出版社内容情報
労働者「差別」をいかに認定し救済すべきか
労働者「差別」とは何かどのように救済すべきか。
労働者「差別」を、国籍・信条・社会的身分による差別、性別を理由とする差別、労働組合への所属やその正当な活動を理由とする差別、正社員と非正規労働者との処遇格差、に分類し、その認定、救済の在り方を探求する。
男女差別、組合差別、非正規雇用に関する意見書も収録。
◎内容紹介
広い意味での労働者「差別」は、三つに分類できる。第一は、いわば伝統的な差別であり、労基法三条が禁止する国籍、信条または社会的身分による差別と、同四条および男女雇用機会均等法が禁止する性別を理由とする差別である。第二に、労働組合への所属や労働組合の正当な活動を理由とする差別的取扱い(労組法七条一号)がある。これは、差別の認定や救済方法などの点で伝統的差別と共通性もあるが、集団的労働法の問題として、通常は伝統的差別と別個に扱われる。第三は、正社員と非正規労働者との処遇格差である。これは、労働契約に根拠をもつ制度上の区分である点で伝統的差別と区別されることが多いが、本来平等に扱われるべき労働者が合理的根拠なしに別異に扱われる点で伝統的差別と共通性をもつ。形式的な性差別が解消しても、長時間労働など一般的労働条件の劣悪さのゆえに女性が非正規雇用に追いやられるという問題は、伝統的差別と正規・非正差別が現実にも「地続き」の問題であることを示している。そうした考慮もあり、本巻で伝統的な差別と非正規労働者にかかわる論稿をあわせて収録している。
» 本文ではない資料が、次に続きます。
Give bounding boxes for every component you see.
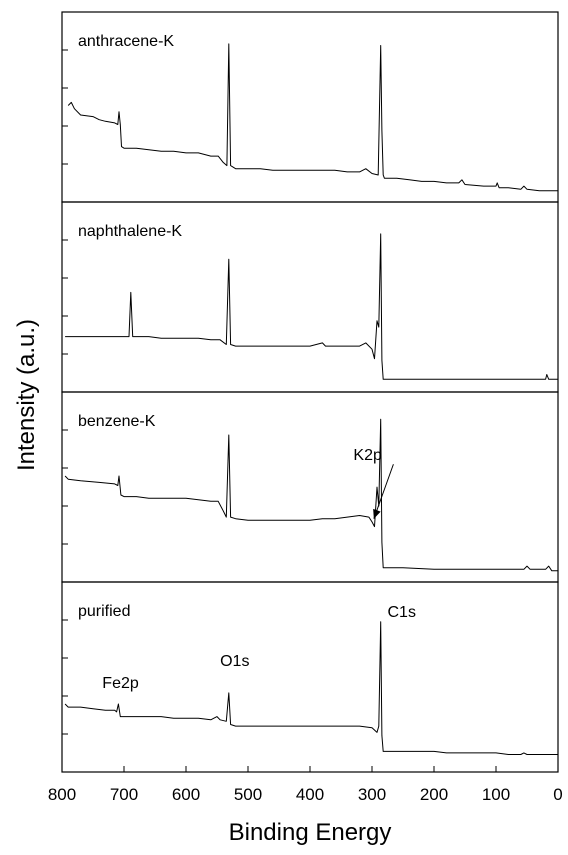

本巻では、まず思想による賃金差別に関する判例研究論文を一つ、男女差別に関する論文・意見書を合計七つ、そして、組合差別に関する意見書を二つ収録している。国鉄分割民営化に関する判例批判は、組合差別の問題ではあるが、主たる争点が差別の認定よりは責任主体にあったので、官公労にかかわる問題として第11巻に収録している。最後に、非正規雇用に関する論文・意見書を合計八つ収録している。そこには、正規・非正規の格差問題のほか、パート労働や派遣労働に固有の問題が含まれている。